Le recteur de l'UQAM met les grévistes en garde

Claude Corbo a prévenu hier les étudiants que leurs cours ne seront pas valides si la grève s’éternise.
Photo: Jacques Nadeau Claude Corbo a prévenu hier les étudiants que leurs cours ne seront pas valides si la grève s’éternise.

Si la grève étudiante s'éternise, les cours ne seront pas valides. Voilà l'avertissement qu'a servi hier Claude Corbo, recteur de l'Université du Québec à Montréal (UQAM), aux grévistes, dont certains complètent leur sixième semaine de grève.

«À défaut de reprendre sans délai les activités d'enseignement, le simple écoulement du temps rendra invalidables les cours perturbés», a prévenu hier Claude Corbo, flanqué des doyens et des vice-recteurs de l'université.

Pendant que la direction servait cet avertissement en conférence de presse, des étudiants manifestaient dans le centre-ville tandis que d'autres, de la faculté des lettres, langues et communications, reconduisaient leur grève pour une deuxième semaine.

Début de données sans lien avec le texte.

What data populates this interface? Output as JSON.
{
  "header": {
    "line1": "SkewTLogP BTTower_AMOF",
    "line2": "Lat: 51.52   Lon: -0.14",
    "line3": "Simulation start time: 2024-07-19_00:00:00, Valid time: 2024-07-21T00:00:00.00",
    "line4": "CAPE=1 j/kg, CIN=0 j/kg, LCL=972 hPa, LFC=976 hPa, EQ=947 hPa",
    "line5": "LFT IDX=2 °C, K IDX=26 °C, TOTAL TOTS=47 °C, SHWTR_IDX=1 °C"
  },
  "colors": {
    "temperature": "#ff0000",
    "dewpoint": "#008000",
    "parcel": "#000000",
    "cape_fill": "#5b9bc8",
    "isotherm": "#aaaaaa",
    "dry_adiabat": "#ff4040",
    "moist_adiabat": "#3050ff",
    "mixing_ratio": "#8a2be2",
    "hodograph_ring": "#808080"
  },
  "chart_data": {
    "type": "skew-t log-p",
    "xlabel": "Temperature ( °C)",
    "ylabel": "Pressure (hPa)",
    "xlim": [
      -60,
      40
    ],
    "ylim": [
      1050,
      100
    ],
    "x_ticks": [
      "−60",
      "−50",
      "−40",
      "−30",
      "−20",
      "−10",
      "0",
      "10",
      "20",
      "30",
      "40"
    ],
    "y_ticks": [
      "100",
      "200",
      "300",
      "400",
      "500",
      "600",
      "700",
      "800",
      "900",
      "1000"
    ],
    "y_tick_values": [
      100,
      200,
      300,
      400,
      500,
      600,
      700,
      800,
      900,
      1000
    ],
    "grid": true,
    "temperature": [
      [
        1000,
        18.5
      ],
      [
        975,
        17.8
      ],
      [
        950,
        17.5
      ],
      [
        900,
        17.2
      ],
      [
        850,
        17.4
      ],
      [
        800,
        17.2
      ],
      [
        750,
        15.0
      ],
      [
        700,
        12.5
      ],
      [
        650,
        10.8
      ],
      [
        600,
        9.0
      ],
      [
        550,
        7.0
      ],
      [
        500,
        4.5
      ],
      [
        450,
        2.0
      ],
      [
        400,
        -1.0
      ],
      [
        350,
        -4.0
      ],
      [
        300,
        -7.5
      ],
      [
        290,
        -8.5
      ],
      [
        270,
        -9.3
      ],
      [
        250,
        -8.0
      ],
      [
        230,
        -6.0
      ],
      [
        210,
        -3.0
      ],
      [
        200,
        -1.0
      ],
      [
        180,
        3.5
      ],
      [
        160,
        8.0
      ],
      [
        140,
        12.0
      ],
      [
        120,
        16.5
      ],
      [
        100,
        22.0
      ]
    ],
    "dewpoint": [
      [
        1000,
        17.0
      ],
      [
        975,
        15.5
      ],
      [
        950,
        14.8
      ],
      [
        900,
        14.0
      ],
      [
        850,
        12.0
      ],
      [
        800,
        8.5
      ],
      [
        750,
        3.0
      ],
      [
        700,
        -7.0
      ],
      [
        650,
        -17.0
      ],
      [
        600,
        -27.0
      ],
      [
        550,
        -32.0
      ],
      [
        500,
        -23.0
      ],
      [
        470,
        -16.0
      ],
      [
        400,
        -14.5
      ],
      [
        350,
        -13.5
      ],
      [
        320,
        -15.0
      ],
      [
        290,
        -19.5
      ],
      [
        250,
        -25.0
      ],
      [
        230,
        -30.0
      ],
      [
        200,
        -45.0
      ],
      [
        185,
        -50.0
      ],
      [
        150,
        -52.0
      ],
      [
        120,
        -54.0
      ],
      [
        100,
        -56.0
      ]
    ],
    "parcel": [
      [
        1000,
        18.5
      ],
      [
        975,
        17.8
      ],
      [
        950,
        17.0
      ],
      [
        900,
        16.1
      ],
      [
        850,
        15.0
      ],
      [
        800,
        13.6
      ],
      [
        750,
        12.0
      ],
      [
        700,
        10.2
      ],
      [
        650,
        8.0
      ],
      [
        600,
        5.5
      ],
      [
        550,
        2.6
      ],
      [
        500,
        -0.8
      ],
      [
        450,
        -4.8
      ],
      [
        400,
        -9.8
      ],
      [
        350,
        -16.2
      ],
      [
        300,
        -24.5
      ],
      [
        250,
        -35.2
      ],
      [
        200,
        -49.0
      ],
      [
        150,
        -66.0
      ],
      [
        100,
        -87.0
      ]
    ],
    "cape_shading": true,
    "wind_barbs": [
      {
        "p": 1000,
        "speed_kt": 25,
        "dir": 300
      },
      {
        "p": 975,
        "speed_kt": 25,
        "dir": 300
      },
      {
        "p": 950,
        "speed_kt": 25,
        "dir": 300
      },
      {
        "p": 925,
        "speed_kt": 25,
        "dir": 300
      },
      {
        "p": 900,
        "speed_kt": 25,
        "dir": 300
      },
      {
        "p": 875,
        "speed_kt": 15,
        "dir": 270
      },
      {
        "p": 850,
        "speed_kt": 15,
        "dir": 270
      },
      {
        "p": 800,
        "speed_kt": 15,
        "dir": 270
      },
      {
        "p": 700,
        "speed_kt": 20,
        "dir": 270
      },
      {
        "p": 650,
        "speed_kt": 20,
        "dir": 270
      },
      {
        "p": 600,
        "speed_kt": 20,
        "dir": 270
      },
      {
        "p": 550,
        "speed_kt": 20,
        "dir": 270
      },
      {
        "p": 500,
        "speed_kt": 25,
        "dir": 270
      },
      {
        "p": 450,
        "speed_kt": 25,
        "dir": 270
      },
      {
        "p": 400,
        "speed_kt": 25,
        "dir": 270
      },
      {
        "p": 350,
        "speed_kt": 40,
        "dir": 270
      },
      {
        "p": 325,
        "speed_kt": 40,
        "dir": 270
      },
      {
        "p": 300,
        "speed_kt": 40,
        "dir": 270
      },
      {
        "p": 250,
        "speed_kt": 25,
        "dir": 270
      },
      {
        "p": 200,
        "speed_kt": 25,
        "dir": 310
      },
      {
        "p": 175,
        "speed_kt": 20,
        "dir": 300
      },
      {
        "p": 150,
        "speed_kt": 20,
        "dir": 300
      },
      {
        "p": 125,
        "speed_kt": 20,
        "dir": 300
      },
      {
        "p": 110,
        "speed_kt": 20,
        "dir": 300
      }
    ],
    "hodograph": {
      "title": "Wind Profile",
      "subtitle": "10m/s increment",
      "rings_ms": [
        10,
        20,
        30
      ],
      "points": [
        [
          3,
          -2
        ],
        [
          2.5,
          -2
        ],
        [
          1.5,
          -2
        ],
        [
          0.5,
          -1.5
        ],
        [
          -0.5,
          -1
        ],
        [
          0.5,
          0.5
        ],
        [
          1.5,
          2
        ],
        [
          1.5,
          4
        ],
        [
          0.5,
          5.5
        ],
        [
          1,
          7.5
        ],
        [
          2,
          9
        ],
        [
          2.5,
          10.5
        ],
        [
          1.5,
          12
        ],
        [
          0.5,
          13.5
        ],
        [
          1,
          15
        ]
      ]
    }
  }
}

La situation n'est pas encore problématique pour la majorité des quelque 14 000 étudiants en grève, qui cumulent à ce jour environ deux semaines d'absence aux cours. La situation est cependant plus périlleuse pour les quelque 5000 étudiants en sciences humaines qui en sont à leur sixième semaine de grève et qui devraient réévaluer la situation mercredi.

Le recteur n'a pas voulu définir précisément hier quel est le point de non-retour au-delà duquel il sera impossible de «sauver» le semestre. «C'est un territoire encore inexploré. Pour le moment, il y a encore une possibilité de faire atterrir les choses d'une façon correcte sur le plan pédagogique», a précisé M. Corbo.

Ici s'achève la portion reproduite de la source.